Saturday, July 01, 2006

Seeing what's out there

My sister-in-law, Sara, and my niece, Lucy, are here for a visit. We are trying to spend as much time as possible on the water. Thursday, we took a panga boat out to Coronado island. Allison's friend, James, and his mother came along, as well as Rafa, who manages the boat rentals and his daughter, Pearla. For James and Allie the trip was in celebration of the end of first grade. School ended early following a morning of "Social Labor" which involved each child helping to clean the premises with buckets and sponges. I think for the first graders it amounted to wiping their desks clean and washing down the classroom.

We spent today at the Inn at Loreto Bay alternately swimming in the pool and the ocean. The girls built sand castles decorated with things I found along the water: broken shells, two tiny dead crabs, seaweed for landscaping, and a dried fish carcass which they perched on top of a sand tower. Sara gingerly put her feet in the water and I knew why. She was concerned about stepping on a stingray. We'd warned her about the stingray shuffle--drag your feet a little to give warning to any burrowed rays. We didn't see any all day. No jellyfish either, thank goodness. Sara had heard the stingray stories from various people and was understandably cautious. Cath, my friend who came along on our panga ride, explained the first-aid procedure for stingray "bites" and we insisted she, being the experienced one, bring along the thermos of hot water to soak the venom out of the bite. I'd bring the tequila, the other suggested antidote.

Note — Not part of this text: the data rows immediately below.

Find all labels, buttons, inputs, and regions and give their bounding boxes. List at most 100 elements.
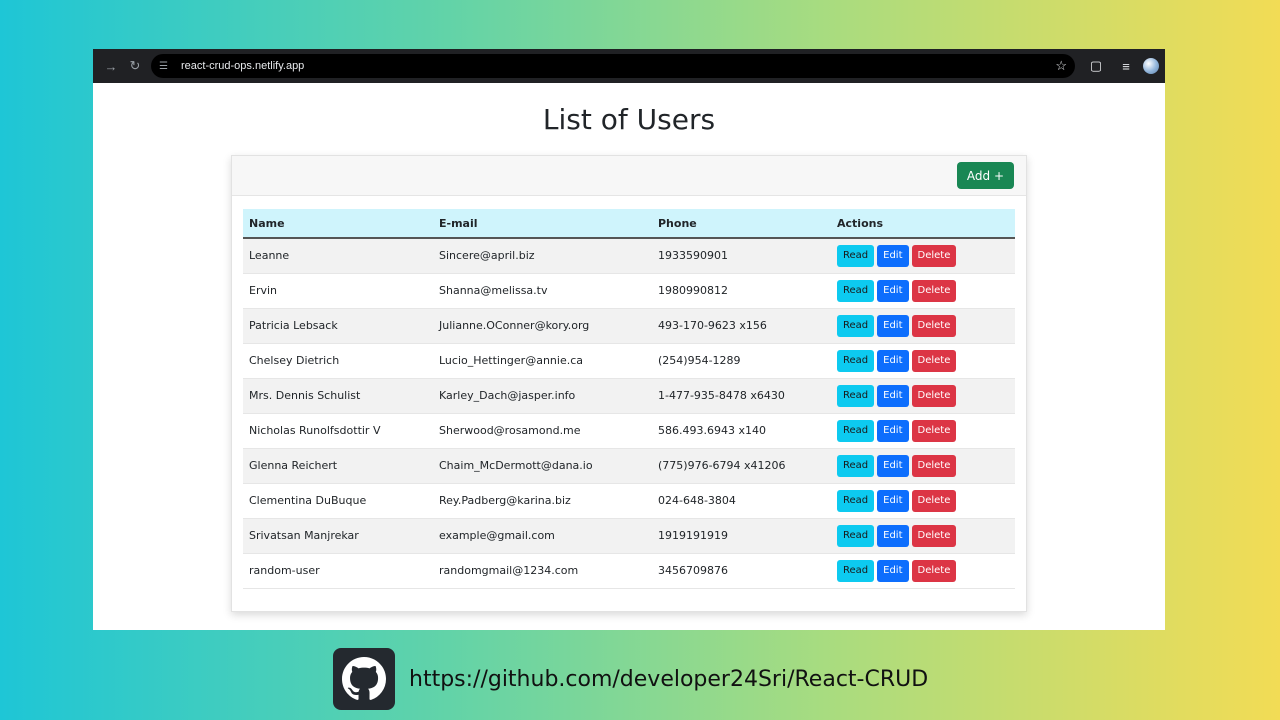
table-row: Glenna Reichert Chaim_McDermott@dana.io (7… (243, 448, 1015, 484)
delete-button[interactable]: Delete (911, 489, 957, 512)
read-button[interactable]: Read (837, 244, 875, 267)
page-title: List of Users (542, 103, 716, 136)
url-text: react-crud-ops.netlify.app (181, 60, 305, 72)
header-name: Name (243, 209, 433, 239)
cell-actions: Read Edit Delete (831, 483, 1015, 519)
delete-button[interactable]: Delete (911, 279, 957, 302)
table-row: Mrs. Dennis Schulist Karley_Dach@jasper.i… (243, 378, 1015, 414)
cell-email: Julianne.OConner@kory.org (433, 308, 652, 344)
cell-phone: 586.493.6943 x140 (652, 413, 831, 449)
delete-button[interactable]: Delete (911, 524, 957, 547)
card-header: Add + (232, 156, 1026, 196)
edit-button[interactable]: Edit (877, 349, 909, 372)
users-table: Name E-mail Phone Actions Leanne Sincere@… (243, 209, 1015, 589)
table-row: Srivatsan Manjrekar example@gmail.com 1919… (243, 518, 1015, 554)
edit-button[interactable]: Edit (877, 419, 909, 442)
delete-button[interactable]: Delete (911, 559, 957, 582)
profile-avatar[interactable] (1143, 58, 1159, 74)
read-button[interactable]: Read (837, 454, 875, 477)
users-card: Add + Name E-mail Phone Actions Leanne Si… (231, 155, 1027, 612)
cell-email: Sincere@april.biz (433, 238, 652, 274)
table-header-row: Name E-mail Phone Actions (243, 209, 1015, 239)
forward-icon[interactable]: → (99, 54, 123, 78)
cell-email: Shanna@melissa.tv (433, 273, 652, 309)
edit-button[interactable]: Edit (877, 454, 909, 477)
cell-name: Leanne (243, 238, 433, 274)
cell-phone: (775)976-6794 x41206 (652, 448, 831, 484)
cell-actions: Read Edit Delete (831, 448, 1015, 484)
cell-name: Glenna Reichert (243, 448, 433, 484)
read-button[interactable]: Read (837, 314, 875, 337)
header-actions: Actions (831, 209, 1015, 239)
cell-phone: 493-170-9623 x156 (652, 308, 831, 344)
header-email: E-mail (433, 209, 652, 239)
edit-button[interactable]: Edit (877, 489, 909, 512)
cell-phone: 1919191919 (652, 518, 831, 554)
cell-actions: Read Edit Delete (831, 308, 1015, 344)
read-button[interactable]: Read (837, 489, 875, 512)
cell-name: random-user (243, 553, 433, 589)
delete-button[interactable]: Delete (911, 349, 957, 372)
table-row: Ervin Shanna@melissa.tv 1980990812 Read Edit… (243, 273, 1015, 309)
table-row: Chelsey Dietrich Lucio_Hettinger@annie.ca… (243, 343, 1015, 379)
table-row: random-user randomgmail@1234.com 345670987… (243, 553, 1015, 589)
cell-actions: Read Edit Delete (831, 343, 1015, 379)
cell-email: Lucio_Hettinger@annie.ca (433, 343, 652, 379)
github-link[interactable]: https://github.com/developer24Sri/React-… (409, 667, 928, 692)
media-control-icon[interactable]: ≡ (1111, 54, 1141, 78)
bookmark-star-icon[interactable]: ☆ (1055, 58, 1067, 74)
edit-button[interactable]: Edit (877, 384, 909, 407)
cell-phone: 1933590901 (652, 238, 831, 274)
site-settings-icon[interactable]: ☰ (159, 61, 175, 72)
cell-phone: 3456709876 (652, 553, 831, 589)
browser-window: → ↻ ☰ react-crud-ops.netlify.app ☆ ▢ ≡ L… (93, 49, 1165, 630)
edit-button[interactable]: Edit (877, 524, 909, 547)
header-phone: Phone (652, 209, 831, 239)
read-button[interactable]: Read (837, 419, 875, 442)
cell-email: Chaim_McDermott@dana.io (433, 448, 652, 484)
cell-name: Ervin (243, 273, 433, 309)
cell-email: Sherwood@rosamond.me (433, 413, 652, 449)
address-bar[interactable]: ☰ react-crud-ops.netlify.app ☆ (151, 54, 1075, 78)
read-button[interactable]: Read (837, 384, 875, 407)
delete-button[interactable]: Delete (911, 454, 957, 477)
edit-button[interactable]: Edit (877, 314, 909, 337)
delete-button[interactable]: Delete (911, 244, 957, 267)
cell-actions: Read Edit Delete (831, 378, 1015, 414)
footer: https://github.com/developer24Sri/React-… (333, 648, 928, 710)
cell-actions: Read Edit Delete (831, 413, 1015, 449)
extensions-icon[interactable]: ▢ (1081, 54, 1111, 78)
table-row: Clementina DuBuque Rey.Padberg@karina.biz… (243, 483, 1015, 519)
read-button[interactable]: Read (837, 559, 875, 582)
cell-name: Patricia Lebsack (243, 308, 433, 344)
cell-email: example@gmail.com (433, 518, 652, 554)
delete-button[interactable]: Delete (911, 419, 957, 442)
cell-email: randomgmail@1234.com (433, 553, 652, 589)
delete-button[interactable]: Delete (911, 384, 957, 407)
cell-phone: 1-477-935-8478 x6430 (652, 378, 831, 414)
read-button[interactable]: Read (837, 279, 875, 302)
cell-email: Karley_Dach@jasper.info (433, 378, 652, 414)
cell-name: Chelsey Dietrich (243, 343, 433, 379)
cell-actions: Read Edit Delete (831, 553, 1015, 589)
cell-actions: Read Edit Delete (831, 518, 1015, 554)
table-row: Leanne Sincere@april.biz 1933590901 Read Edi… (243, 238, 1015, 274)
cell-actions: Read Edit Delete (831, 238, 1015, 274)
edit-button[interactable]: Edit (877, 559, 909, 582)
cell-phone: 024-648-3804 (652, 483, 831, 519)
read-button[interactable]: Read (837, 349, 875, 372)
delete-button[interactable]: Delete (911, 314, 957, 337)
add-user-button[interactable]: Add + (956, 162, 1014, 189)
edit-button[interactable]: Edit (877, 279, 909, 302)
edit-button[interactable]: Edit (877, 244, 909, 267)
page-content: List of Users Add + Name E-mail Phone Ac… (93, 83, 1165, 630)
table-row: Patricia Lebsack Julianne.OConner@kory.or… (243, 308, 1015, 344)
cell-phone: (254)954-1289 (652, 343, 831, 379)
reload-icon[interactable]: ↻ (123, 54, 147, 78)
read-button[interactable]: Read (837, 524, 875, 547)
cell-name: Srivatsan Manjrekar (243, 518, 433, 554)
table-wrapper: Name E-mail Phone Actions Leanne Sincere@… (232, 196, 1026, 589)
browser-toolbar: → ↻ ☰ react-crud-ops.netlify.app ☆ ▢ ≡ (93, 49, 1165, 83)
cell-name: Nicholas Runolfsdottir V (243, 413, 433, 449)
cell-name: Clementina DuBuque (243, 483, 433, 519)
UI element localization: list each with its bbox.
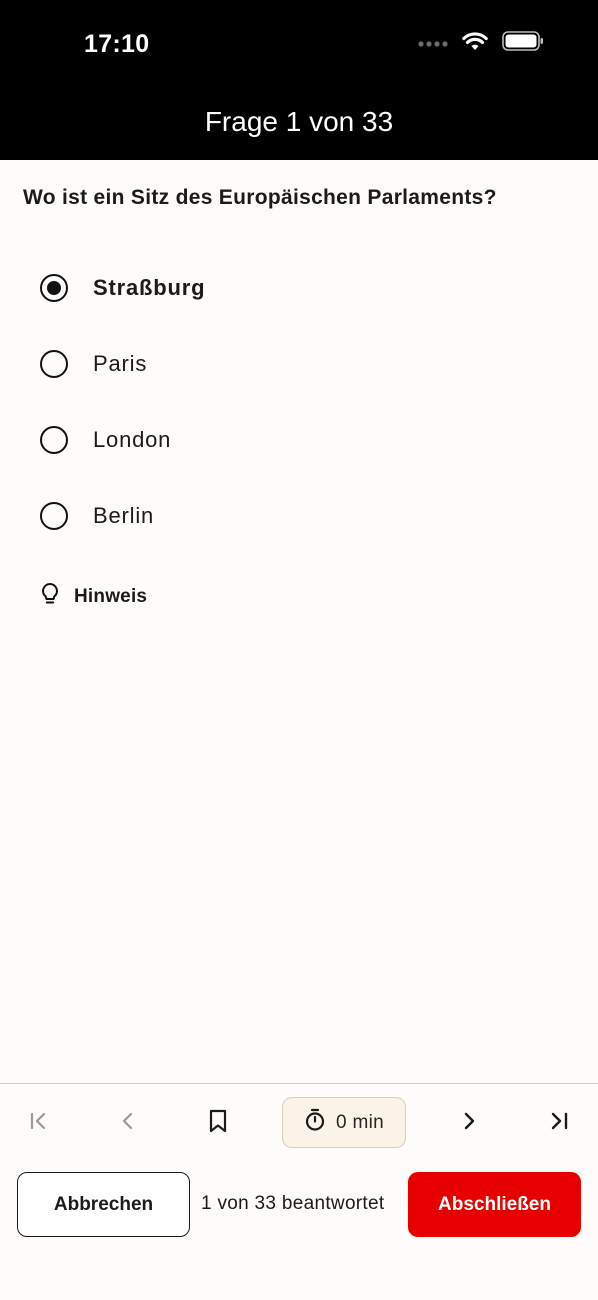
app-header: 17:10 Frage 1 von 33 bbox=[0, 0, 598, 160]
hint-button[interactable]: Hinweis bbox=[40, 582, 147, 611]
answer-option-label: Berlin bbox=[93, 503, 155, 528]
answer-option-paris[interactable]: Paris bbox=[40, 326, 560, 402]
timer-label: 0 min bbox=[336, 1111, 384, 1133]
question-text: Wo ist ein Sitz des Europäischen Parlame… bbox=[23, 186, 497, 209]
cancel-button[interactable]: Abbrechen bbox=[17, 1172, 190, 1237]
wifi-icon bbox=[462, 31, 488, 56]
finish-button[interactable]: Abschließen bbox=[408, 1172, 581, 1237]
battery-icon bbox=[502, 31, 544, 56]
first-question-button[interactable] bbox=[17, 1100, 61, 1146]
last-question-button[interactable] bbox=[537, 1100, 581, 1146]
next-question-button[interactable] bbox=[447, 1100, 491, 1146]
answer-option-label: Paris bbox=[93, 351, 148, 376]
bookmark-icon bbox=[206, 1108, 230, 1139]
radio-unselected-icon[interactable] bbox=[40, 350, 68, 378]
previous-question-button[interactable] bbox=[106, 1100, 150, 1146]
answer-option-label: London bbox=[93, 427, 172, 452]
status-time: 17:10 bbox=[84, 30, 150, 58]
signal-dots-icon bbox=[418, 35, 448, 53]
timer-icon bbox=[304, 1108, 326, 1137]
radio-unselected-icon[interactable] bbox=[40, 502, 68, 530]
answer-options: Straßburg Paris London Berlin bbox=[40, 250, 560, 554]
radio-selected-icon[interactable] bbox=[40, 274, 68, 302]
answer-option-berlin[interactable]: Berlin bbox=[40, 478, 560, 554]
bookmark-button[interactable] bbox=[196, 1100, 240, 1146]
next-icon bbox=[458, 1110, 480, 1137]
previous-icon bbox=[117, 1110, 139, 1137]
first-page-icon bbox=[28, 1110, 50, 1137]
timer-display: 0 min bbox=[282, 1097, 406, 1148]
answer-option-label: Straßburg bbox=[93, 275, 206, 300]
answer-option-strassburg[interactable]: Straßburg bbox=[40, 250, 560, 326]
hint-label: Hinweis bbox=[74, 585, 148, 607]
answer-option-london[interactable]: London bbox=[40, 402, 560, 478]
lightbulb-icon bbox=[40, 582, 60, 611]
answered-progress-text: 1 von 33 beantwortet bbox=[201, 1193, 385, 1214]
page-title: Frage 1 von 33 bbox=[204, 106, 394, 137]
radio-unselected-icon[interactable] bbox=[40, 426, 68, 454]
status-icons bbox=[418, 31, 544, 56]
question-navigation: 0 min bbox=[0, 1096, 598, 1150]
last-page-icon bbox=[548, 1110, 570, 1137]
divider bbox=[0, 1083, 598, 1084]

I corraled and caught a puffer fish with a tiny sand bucket and we gathered to watch it expand with water till its little spines stood erect. When we let it go it listed a bit until it fully deflated and zipped away. A fellow that Robert knows strolled by with his chocolate lab, Franny, and her tennis ball. He stopped and let the girls throw the ball into to sea for Franny to fetch it up. As tenacious as Labradors are when it comes to fetching objects in the water, Franny showed some difficulty enduring each salty mouthful that came along with every fetch. Her owner said she was a bit fatigued; apparently, she is pregnant. Unfortunately, the father is a Jack Russell Terrier, he said. The offspring could be springy, chocolate-spotted puppies who love to swim and perform silly tricks like pulling off your socks; or they could have short-legged, shaggy-coated terrier bodies with giant Labrador heads. Come to think of it, they'd be in line with the typical Loreto dog of mismatched parts.

A panga boat pulled up to shore unloading young American fishermen with their haul of dorado. One man threw the catch one by one to his buddy who lined them up on the beach for photographing. The fish gleamed metallic green and blue in the sunlight. One that was still alive, opened its mouth for one last gasp before expiring. Then the fishing buddies posed for pictures, hoisting the fish by the tails into positions that demonstrated the great length of the dorado. Several were nearly four feet long. The buddies were very pleased with themselves and too preoccupied to pay much attention to our curiosity. Immediately, the fish were reloaded to the boat and the fishermen hurried off the the hotel.

We made an attempt to take the hotel kayaks out, but one by one the participants, (including two little friends who came along) dropped out. Allison realized her face was too sunburned and stung, another child grew too fearful as soon as we pushed off the shore, another, tired of the repeated delays and false starts, finally asked in Spanish to return to his mother. Only Lucy hung in there. She and her uncle Robert made it around the big rock to the estuary.


At the end of the day we were tired and waterlogged, but in great spirits. I couldn't think of another thing to possibly add interest to the day, but Sara and I managed to find one last impression to add to her experiences here. While driving back from Loreto for our frappacino run to Coffee Star, the Starbucks of Loreto, we saw a Mexican taking a whiz alongside the highway. Right there in the open. No car to hide behind, no attempt to find a bush, just him standing before God and afternoon traffic, peeing into the dry baja dust.